NOAA-OWP / DMOD

Distributed Model on Demand infrastructure for OWP's Model as a Service
Other
7 stars 15 forks source link

Normalize path values in configuration data within context of job workers #407

Open robertbartel opened 1 year ago

robertbartel commented 1 year ago

Some configuration data applicable to various DMOD jobs involves paths. Examples include paths to other configuration files, BMI module shared libraries, data files/directories, etc.

Paths in configuration data need to be valid within the context of the job worker's file system. Because users are generally not expected to be aware of this file system structure, functionality must be added to DMOD so that it can normalize these path values.

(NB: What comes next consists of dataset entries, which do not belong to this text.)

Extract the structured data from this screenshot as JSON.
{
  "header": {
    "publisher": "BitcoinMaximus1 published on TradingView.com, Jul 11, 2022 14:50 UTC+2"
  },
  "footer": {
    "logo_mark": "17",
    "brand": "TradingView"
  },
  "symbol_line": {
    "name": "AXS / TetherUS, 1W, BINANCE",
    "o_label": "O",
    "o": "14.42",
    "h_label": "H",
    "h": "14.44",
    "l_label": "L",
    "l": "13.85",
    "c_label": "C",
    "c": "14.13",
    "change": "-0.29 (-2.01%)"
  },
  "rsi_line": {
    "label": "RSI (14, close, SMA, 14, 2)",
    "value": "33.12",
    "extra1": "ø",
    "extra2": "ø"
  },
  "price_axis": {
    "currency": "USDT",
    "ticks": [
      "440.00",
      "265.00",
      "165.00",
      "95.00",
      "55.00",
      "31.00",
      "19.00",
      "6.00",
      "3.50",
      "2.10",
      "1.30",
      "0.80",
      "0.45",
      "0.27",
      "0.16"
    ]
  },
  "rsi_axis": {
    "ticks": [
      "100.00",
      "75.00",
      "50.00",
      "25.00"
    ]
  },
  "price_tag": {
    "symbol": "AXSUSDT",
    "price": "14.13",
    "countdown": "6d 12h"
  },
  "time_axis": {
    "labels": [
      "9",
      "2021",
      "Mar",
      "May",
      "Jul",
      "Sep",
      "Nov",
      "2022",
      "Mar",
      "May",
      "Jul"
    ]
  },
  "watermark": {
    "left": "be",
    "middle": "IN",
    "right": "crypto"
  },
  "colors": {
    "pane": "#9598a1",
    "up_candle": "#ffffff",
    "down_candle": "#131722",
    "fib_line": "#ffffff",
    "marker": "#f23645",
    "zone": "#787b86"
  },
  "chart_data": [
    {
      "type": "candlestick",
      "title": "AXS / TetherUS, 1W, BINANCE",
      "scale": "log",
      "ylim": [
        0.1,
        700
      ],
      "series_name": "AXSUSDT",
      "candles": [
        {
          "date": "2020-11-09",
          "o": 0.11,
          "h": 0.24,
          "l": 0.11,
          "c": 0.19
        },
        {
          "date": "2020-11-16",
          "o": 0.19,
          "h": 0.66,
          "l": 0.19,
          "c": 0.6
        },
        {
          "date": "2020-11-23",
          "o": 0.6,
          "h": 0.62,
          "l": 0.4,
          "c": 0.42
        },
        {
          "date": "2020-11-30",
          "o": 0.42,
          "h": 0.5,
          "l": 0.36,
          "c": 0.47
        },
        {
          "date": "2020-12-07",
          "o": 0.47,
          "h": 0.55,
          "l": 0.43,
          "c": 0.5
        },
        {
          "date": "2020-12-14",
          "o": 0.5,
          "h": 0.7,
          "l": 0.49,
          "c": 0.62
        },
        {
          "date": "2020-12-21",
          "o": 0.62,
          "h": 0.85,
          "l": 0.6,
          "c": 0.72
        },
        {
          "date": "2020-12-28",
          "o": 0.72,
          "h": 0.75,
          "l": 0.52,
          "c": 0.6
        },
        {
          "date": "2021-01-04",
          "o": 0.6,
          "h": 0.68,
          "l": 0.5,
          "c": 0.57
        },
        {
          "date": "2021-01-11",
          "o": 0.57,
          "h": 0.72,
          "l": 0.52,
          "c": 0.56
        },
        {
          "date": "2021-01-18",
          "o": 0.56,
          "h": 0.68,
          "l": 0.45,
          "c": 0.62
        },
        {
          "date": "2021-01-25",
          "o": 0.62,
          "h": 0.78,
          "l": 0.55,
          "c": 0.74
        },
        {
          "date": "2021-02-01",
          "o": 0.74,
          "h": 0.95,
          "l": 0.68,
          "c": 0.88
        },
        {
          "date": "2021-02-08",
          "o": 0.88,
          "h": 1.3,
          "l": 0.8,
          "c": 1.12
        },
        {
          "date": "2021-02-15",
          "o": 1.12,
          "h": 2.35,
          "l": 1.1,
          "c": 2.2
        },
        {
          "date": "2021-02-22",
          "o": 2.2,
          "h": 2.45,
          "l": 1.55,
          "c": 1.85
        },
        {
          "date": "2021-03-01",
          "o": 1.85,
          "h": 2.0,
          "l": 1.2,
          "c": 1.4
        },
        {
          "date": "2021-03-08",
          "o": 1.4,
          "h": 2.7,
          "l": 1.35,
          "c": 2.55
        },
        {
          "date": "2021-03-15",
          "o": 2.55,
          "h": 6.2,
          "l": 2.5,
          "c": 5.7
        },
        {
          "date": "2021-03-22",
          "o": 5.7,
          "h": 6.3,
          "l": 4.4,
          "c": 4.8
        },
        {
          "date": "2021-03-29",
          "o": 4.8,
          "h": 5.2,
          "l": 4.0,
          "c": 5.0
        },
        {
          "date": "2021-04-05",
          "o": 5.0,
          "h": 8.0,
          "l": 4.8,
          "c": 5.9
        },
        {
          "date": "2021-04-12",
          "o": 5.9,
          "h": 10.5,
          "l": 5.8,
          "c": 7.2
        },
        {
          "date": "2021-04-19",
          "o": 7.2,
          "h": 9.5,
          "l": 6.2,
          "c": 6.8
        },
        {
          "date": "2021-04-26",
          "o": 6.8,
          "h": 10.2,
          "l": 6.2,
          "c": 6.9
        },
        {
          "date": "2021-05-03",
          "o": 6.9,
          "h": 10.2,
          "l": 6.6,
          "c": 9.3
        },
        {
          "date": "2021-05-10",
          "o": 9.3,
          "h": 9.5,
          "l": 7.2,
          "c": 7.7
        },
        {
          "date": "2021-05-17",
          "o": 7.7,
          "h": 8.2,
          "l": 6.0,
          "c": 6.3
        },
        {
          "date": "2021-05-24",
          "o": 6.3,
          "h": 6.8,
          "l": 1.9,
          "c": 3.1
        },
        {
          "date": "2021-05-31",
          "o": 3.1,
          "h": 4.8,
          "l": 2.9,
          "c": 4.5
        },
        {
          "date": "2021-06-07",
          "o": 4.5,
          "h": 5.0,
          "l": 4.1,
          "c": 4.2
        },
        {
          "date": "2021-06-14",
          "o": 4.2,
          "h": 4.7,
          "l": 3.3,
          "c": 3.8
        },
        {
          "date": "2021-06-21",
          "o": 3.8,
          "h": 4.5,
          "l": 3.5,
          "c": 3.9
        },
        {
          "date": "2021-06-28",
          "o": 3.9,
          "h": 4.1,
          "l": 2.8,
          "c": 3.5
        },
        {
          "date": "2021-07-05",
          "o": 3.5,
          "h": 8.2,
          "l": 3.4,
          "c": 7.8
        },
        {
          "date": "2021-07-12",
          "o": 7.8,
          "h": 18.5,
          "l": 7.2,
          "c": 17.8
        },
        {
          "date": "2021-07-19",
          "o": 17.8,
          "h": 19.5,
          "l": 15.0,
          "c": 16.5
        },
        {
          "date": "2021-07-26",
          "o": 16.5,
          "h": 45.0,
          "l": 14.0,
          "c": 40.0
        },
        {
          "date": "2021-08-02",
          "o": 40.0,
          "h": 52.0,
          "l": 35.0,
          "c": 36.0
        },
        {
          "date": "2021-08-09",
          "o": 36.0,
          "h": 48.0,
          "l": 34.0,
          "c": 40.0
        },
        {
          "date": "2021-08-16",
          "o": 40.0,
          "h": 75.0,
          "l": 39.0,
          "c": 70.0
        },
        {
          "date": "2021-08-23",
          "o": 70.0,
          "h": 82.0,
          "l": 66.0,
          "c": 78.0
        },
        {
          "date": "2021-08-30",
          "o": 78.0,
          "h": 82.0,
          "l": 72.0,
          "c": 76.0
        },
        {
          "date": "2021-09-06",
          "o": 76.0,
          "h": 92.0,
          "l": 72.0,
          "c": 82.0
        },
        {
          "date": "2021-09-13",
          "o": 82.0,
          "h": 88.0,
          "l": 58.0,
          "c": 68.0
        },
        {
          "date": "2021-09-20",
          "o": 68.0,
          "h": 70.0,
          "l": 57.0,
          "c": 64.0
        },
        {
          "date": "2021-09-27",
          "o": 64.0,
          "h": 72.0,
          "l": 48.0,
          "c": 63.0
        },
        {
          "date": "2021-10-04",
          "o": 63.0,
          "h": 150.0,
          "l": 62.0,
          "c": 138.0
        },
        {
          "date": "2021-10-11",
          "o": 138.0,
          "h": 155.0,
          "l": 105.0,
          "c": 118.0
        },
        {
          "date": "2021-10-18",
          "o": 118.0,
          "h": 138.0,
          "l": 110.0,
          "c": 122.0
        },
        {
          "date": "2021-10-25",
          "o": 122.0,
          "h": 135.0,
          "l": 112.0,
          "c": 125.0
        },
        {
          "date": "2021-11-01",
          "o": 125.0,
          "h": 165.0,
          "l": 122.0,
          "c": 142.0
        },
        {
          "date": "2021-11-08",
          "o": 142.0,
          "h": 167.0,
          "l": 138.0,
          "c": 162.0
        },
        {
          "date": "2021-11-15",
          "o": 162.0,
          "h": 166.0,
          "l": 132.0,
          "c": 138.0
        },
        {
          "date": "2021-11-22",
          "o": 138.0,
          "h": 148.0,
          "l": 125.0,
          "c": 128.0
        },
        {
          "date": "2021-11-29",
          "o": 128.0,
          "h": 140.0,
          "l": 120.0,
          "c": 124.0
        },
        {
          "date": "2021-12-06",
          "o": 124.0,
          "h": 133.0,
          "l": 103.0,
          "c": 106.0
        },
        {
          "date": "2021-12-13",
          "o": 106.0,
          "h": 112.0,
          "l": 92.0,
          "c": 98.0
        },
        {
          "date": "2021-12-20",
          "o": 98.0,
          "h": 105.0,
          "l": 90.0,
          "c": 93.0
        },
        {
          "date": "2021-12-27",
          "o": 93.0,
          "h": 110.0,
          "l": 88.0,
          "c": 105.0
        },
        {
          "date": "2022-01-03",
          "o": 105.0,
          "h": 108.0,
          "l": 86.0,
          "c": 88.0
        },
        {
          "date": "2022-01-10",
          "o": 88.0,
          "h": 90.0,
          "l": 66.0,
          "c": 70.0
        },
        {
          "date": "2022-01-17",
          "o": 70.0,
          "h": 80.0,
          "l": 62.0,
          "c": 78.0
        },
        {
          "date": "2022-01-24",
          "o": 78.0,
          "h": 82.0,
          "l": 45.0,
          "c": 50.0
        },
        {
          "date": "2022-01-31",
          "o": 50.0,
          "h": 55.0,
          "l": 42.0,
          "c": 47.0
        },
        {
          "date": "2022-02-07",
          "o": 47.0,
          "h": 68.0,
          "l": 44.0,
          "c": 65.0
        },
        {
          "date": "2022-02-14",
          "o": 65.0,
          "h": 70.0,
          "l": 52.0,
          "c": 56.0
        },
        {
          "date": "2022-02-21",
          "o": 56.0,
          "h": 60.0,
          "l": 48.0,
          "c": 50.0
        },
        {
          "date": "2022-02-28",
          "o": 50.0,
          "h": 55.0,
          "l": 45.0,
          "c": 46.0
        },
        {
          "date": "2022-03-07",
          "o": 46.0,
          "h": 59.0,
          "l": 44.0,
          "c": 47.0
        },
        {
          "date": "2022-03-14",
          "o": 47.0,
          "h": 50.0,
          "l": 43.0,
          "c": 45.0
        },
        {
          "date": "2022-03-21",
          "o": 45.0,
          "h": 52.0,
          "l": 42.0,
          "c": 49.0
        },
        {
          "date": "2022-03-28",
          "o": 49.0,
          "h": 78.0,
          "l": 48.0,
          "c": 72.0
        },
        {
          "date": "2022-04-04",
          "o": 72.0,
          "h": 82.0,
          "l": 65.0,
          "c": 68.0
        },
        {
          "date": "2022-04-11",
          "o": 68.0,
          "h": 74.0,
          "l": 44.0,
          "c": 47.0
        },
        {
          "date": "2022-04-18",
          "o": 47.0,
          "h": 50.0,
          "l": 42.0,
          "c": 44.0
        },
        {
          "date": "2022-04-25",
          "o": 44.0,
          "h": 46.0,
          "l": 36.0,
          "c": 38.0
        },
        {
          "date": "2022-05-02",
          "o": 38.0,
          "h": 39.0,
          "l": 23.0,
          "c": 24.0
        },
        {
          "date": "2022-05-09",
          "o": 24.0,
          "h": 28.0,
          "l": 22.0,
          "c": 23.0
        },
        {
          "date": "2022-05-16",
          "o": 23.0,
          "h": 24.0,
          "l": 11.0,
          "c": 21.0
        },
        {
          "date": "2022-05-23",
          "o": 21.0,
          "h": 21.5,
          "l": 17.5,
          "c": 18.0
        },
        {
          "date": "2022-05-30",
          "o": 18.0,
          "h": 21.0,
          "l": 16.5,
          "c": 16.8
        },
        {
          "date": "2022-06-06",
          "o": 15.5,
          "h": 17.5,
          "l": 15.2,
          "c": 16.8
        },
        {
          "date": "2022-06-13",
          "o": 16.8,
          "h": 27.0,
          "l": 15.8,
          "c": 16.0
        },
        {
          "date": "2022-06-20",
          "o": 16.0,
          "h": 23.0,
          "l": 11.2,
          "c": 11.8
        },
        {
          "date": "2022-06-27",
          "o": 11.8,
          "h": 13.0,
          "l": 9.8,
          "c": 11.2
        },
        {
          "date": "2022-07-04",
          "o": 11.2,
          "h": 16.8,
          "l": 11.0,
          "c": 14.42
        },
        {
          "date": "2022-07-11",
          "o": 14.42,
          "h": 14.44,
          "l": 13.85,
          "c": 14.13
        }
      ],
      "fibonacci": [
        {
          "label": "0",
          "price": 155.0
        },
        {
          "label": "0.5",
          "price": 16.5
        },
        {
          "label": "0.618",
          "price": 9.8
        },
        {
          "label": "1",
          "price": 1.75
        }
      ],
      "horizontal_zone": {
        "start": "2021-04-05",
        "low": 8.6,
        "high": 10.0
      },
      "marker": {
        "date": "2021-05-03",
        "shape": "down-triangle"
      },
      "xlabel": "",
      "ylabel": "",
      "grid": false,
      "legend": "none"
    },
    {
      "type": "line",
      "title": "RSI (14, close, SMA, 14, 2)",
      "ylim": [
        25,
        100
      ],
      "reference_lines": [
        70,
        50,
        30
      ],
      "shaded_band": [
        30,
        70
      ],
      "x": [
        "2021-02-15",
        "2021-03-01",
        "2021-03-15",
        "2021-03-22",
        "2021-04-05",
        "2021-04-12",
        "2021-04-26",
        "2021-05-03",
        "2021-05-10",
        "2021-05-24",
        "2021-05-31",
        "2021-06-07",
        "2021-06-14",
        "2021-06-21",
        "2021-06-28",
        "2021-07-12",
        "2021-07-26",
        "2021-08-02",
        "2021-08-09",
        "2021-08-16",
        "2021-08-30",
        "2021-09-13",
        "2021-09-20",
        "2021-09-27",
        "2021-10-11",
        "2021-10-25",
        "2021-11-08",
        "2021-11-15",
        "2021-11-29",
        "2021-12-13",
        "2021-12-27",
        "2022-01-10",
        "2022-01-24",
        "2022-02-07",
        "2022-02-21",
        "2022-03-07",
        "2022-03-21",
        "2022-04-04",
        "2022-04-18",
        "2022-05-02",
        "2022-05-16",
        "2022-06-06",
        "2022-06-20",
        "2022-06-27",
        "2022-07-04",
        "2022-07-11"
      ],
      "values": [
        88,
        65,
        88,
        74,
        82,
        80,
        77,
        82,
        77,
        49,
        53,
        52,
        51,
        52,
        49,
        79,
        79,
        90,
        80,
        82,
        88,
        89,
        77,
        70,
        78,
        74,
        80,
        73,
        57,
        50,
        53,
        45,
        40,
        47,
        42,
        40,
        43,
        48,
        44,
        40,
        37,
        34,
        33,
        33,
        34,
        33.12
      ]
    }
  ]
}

The normalization must be done at some point between receiving the data from the user (via form, direct file upload, etc.), but the best place for this still needs to be determined. Two initial possibilities are:

There are also implications to consider from the ngen-config dependency, in how it validates paths (in particular when applicable types are used within the data service, which won't always have the backing config data loaded).

aaraney commented 7 months ago

This is blocked until the following are merged:

aaraney commented 5 months ago

This is also now blocking this work:

robertbartel commented 5 months ago

@aaraney, can you clarify the blocking relationship with https://github.com/NOAA-OWP/ngen-cal/issues/119; i.e.:

aaraney commented 5 months ago

This issue can be completed without https://github.com/NOAA-OWP/ngen-cal/issues/119. However, if https://github.com/NOAA-OWP/ngen-cal/issues/119 is introduced, changes will be required to DMOD source inclusive of the feature discussed in this issue.

robertbartel commented 3 months ago

@aaraney, in thinking about #637, #654, #593, and similar issues, I'm considering whether we need to adapt/extend dataset formats and data orchestration behavior in certain ways that will be significant to this issue. We might need to discuss some of this further.

For one, we may need to store certain data that comes in the form of a large number of individual files as archives for performance reasons. Also, we may need to have a way to truly download data locally on disk (i.e., of the actual host node) for containerized workers, perhaps to a simple Docker volume or something. These likely both have implications on how we set up paths in configs to find the data within the workers.

Archiving files before uploading to an object store (e.g., generated BMI init configs) is orders of magnitude faster, but means workers would need to extract things. Retrieving all data files all at once - even without archiving - also appears to be orders of magnitude faster, at least for forcings CSV, than retrieving files one at a time.